Die Ukraine wehrt sich seit mehr als 20 Monaten mit massiver westlicher Hilfe gegen die russische Invasion. Die große Gegenoffensive zur Befreiung ihrer von Russland besetzten Gebiete ist weit hinter den eigenen Zielen zurückgeblieben. Saluschnyj hatte in seinem Artikel Fehler bei der Planung eingeräumt. Der Westen müsse mit neuen Waffenlieferungen die Ukraine befähigen, diese Situation zu ändern. Zudem mahnte er eine stärkere Mobilmachung der Ukrainer an, um mit dem russischen Gegner bei den Reserven gleichzuziehen.

Der ukrainische Verteidigungsminister Rustem Umjerow informierte am Samstag im Portal X (vormals Twitter) über ein Telefonat mit seinem US-Kollegen Lloyd Austin, bei dem er mehr Munition für die Verteidiger des Landes erbeten habe.

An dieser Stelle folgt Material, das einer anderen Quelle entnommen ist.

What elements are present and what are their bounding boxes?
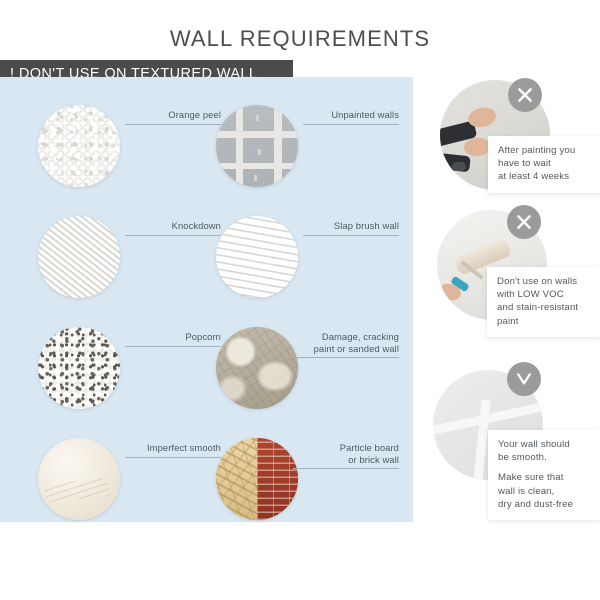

Zugleich dankte Umjerow den USA für die bisher geleistete Militärhilfe.

14 Verletzte bei Angriffen auf Städte der Region Cherson

Bei russischen Angriffen in der Ukraine sind am Freitag mindestens 14 Zivilisten verletzt worden. Das teilten ukrainische Behördenvertreter am Samstag mit. Der Gouverneur der Region Saporischschja, Jurij Malaschko, erklärte, neun Menschen seien bei einem russischen Raketenangriff auf das Dorf Saritschne verletzt worden. Insgesamt seien am Freitag 26 Städte und Siedlungen in der Region unter Beschuss geraten. In der Region Cherson wurden nach Angaben von Gouverneur Olexander Prokudin fünf Menschen verletzt. Er sprach von Angriffen mit Artillerie, Granatwerfern, Drohnen, Kampfflugzeugen und Panzern.

Nikopol, eine Stadt auf der dem Atomkraftwerk Saporischschja gegenüberliegenden Seite des Flusses Dnipro, der in Russland Dnjepr heißt, wurde nach Angaben des Regionalgouverneurs Serhij Lyssak ebenfalls von russischen Truppen beschossen. Opfer wurden den Angaben zufolge dort zunächst nicht gemeldet.

Moskau verliert Panzerfahrzeuge bei Schlacht um Awdijiwka

Russland hat nach Einschätzung britischer Militärexperten allein in den vergangenen drei Wochen etwa 200 gepanzerte Fahrzeuge im Kampf um die ostukrainische Stadt Awdijiwka verloren. Das geht aus dem täglichen Geheimdienstbericht des Verteidigungsministeriums in London zum Krieg in der Ukraine am Samstag hervor. Hintergrund dafür sei wohl eine Kombination relativer Effektivität ukrainischer Panzerabwehrraketen, Minen, Drohnen und Präzisionsartillerie, hieß es in der Mitteilung. Ähnlich wie die Ukrainer während ihrer Offensive im Sommer hätten sich die Russen daher auf Vorstöße durch Infanterie verlegt.

Wie bei früheren russischen Offensiven seien die Angriffe auf die Industriestadt äußert verlustreich. Es sei plausibel, dass Russlands im Kampf um Awdijiwka seit Anfang Oktober mehrere Tausend Verletzte und Tote zu beklagen habe. „Russlands Führung zeigt weiterhin den Willen, schwere Verluste an Personal für marginale territoriale Gewinne in Kauf zu nehmen“, so die Mitteilung weiter.

Das britische Verteidigungsministerium veröffentlicht seit Beginn des Kriegs gegen die Ukraine im Februar 2022 täglich Informationen zum Kriegsverlauf. Moskau wirft London Desinformation vor.